Consensus is growing that public purchasing power should be used to reach social and economic goals. U.S. and European cities have begun to adopt this approach — known as inclusive or "sustainable" procurement — to ensure triple bottom line benefits to communities and workers from government contracts with manufacturers, service providers and construction companies. Similarly, public officials can bring the government’s considerable economic weight to bear to ensure that new technologies benefit the workers and communities who are paying for them.
When tax dollars are used to purchase new equipment that automates work previously done by people, governments should insist that the sellers identify the jobs that will be eliminated and the new jobs that potentially will be created. Then the purchasing officials can determine which skills have become obsolete and which new skills the existing workforce can be trained in. Moreover, public officials can embed criteria in the purchase of the item beyond standard price and quality. Will the item be manufactured in the community or state? Will the manufacturing process create new jobs? Will those jobs pay a living wage? Will the employer respect workers’ rights?
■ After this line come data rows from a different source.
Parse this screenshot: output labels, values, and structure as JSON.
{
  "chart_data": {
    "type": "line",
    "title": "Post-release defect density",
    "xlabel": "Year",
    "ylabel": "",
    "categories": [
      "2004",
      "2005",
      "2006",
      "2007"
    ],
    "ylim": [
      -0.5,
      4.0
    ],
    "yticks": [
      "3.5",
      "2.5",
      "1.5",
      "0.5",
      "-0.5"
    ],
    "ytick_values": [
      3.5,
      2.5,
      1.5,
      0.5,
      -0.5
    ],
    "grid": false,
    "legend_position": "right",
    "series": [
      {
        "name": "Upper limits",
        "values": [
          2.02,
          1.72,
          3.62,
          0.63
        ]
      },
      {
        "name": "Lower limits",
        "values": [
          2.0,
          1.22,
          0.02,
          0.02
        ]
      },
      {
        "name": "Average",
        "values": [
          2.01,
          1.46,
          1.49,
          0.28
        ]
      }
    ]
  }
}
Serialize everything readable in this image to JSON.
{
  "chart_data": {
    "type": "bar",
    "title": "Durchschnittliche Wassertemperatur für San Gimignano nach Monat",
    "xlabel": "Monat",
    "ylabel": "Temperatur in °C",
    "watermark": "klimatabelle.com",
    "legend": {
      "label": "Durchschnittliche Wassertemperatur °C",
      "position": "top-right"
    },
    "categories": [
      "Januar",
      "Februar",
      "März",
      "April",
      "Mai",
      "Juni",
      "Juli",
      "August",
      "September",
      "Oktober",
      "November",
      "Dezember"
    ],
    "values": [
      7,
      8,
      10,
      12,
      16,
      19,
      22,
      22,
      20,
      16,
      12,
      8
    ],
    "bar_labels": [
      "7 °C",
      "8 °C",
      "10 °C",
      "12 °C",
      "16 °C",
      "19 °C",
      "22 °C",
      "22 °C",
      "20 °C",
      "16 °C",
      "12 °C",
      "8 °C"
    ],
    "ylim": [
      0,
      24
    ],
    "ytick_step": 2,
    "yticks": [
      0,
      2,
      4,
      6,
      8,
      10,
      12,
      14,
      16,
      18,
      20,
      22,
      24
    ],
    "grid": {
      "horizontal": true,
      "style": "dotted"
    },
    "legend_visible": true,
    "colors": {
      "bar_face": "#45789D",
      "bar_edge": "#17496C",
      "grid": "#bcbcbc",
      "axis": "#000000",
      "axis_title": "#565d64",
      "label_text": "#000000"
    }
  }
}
In the climate technology field, cities and states have used this kind of framework to ensure that the transition to a clean economy creates good jobs and minimizes the negative impacts on frontline fossil fuel workers. For example, the Chicago City Council recently adopted a resolution committing to the replacement of fossil fuel dependent machinery (such as diesel buses) with clean energy equipment. Mindful of the potential negative impact on existing fossil fuel workers, the City Council resolved to “leverage the City's purchasing power to invest in companies committed to recruiting, hiring, and retaining historically disadvantaged workers and displaced fossil fuel workers to manufacture clean energy infrastructure and equipment at a prevailing wage with comprehensive benefits.”
Of course, companies that object to answering questions about the impact of new technology on jobs and workers as posed in a government’s procurement framework or as part of a tech impact assessment could simply decide to forgo public resources, like Amazon recently did in New York, and seek private capital elsewhere.
It’s worth recalling that many of the world’s game-changing innovations, including the internet itself, have been seeded, funded and then developed by public spending. The same holds true today. In exchange for such generous taxpayer funding, public officials can and should demand that the tech industries who benefit from such subsidies maximize good job opportunities for workers whose livelihoods they could otherwise destabilize, devalue or destroy.
Workers and communities should not feel that they must accept whatever upheaval emerging technologies throw their way. Nor is rolling back the clock and attempting to block automation, which can provide a range of social and economic benefits, a realistic alternative.
The task for policymakers at the local, state and federal levels is to acknowledge that automation does not happen in a vacuum — it is aided and abetted by public resources. The public has a right to demand a share of the benefits and curb the costly fallout, created by technological change.